Esta tarde, después de un reparador y agradable baño, que no sólo ha borrado las huellas del polvo que se había ido acumulando sino también las de las lágrimas derramadas mientras iba desechando objetos y papeles con los que ya nunca jamás me enfrentaré, he salido de compras. Con buenas intenciones. Y con el respaldo de la Visa que llevaba meses escondida en el rincón más inaccesible de mi nueva casa.
He deshecho los paquetes, he extendido encima de mi enorme cama todas y cada una de las cosas que he comprado y me he pasado muchos minutos mirándolas. Me siento tan satisfactoriamente agotada que de momento no las voy a guardar. Esta noche dormiré poco, porque la pasaré en la leonera en la que ha convertido meri la habitación que le corresponde, pero despertaré reinventada en otra -del modo en que me despierto últimamente cada mañana- la que conservando la memoria ha decidido dejar atrás el pasado. Muy atrás, justo donde le corresponde estar.

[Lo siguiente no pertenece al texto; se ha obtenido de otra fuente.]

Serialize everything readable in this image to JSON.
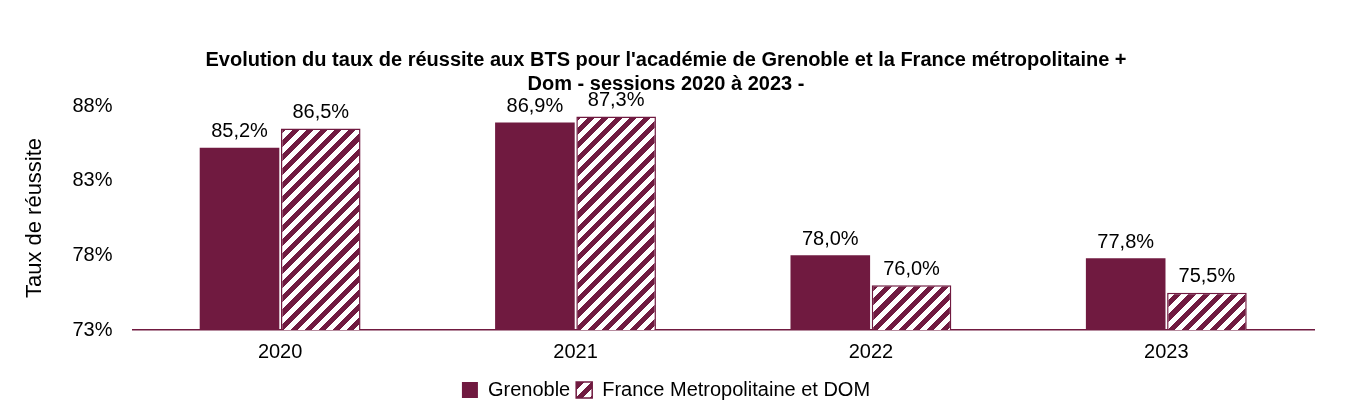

viernes, 18 de abril de 2008

Uno.

Anochecer. Lorenzo Goñi.

Anochece el viernes, mientras paseo con la vista desde el mirador del cuarto piso. Estaba arreglando los tiestos con flores - bastante damnificadas por las tormentas de los últimos días - cuando, como una premonición de lo que ya estaba casi decidida a hacer, observé a mi vecina de enfrente trabajando con el portátil al lado de la ventana. No nos conocemos, aunque solemos vernos cuando coincidimos en esa pequeña porción de nuestras casas que, de alguna manera, dejamos a la vista de miradas la mayor parte de las veces indiscretas.

Aquí dejo yo también esta ventana abierta, con la luz encendida, a merced de tu mirada.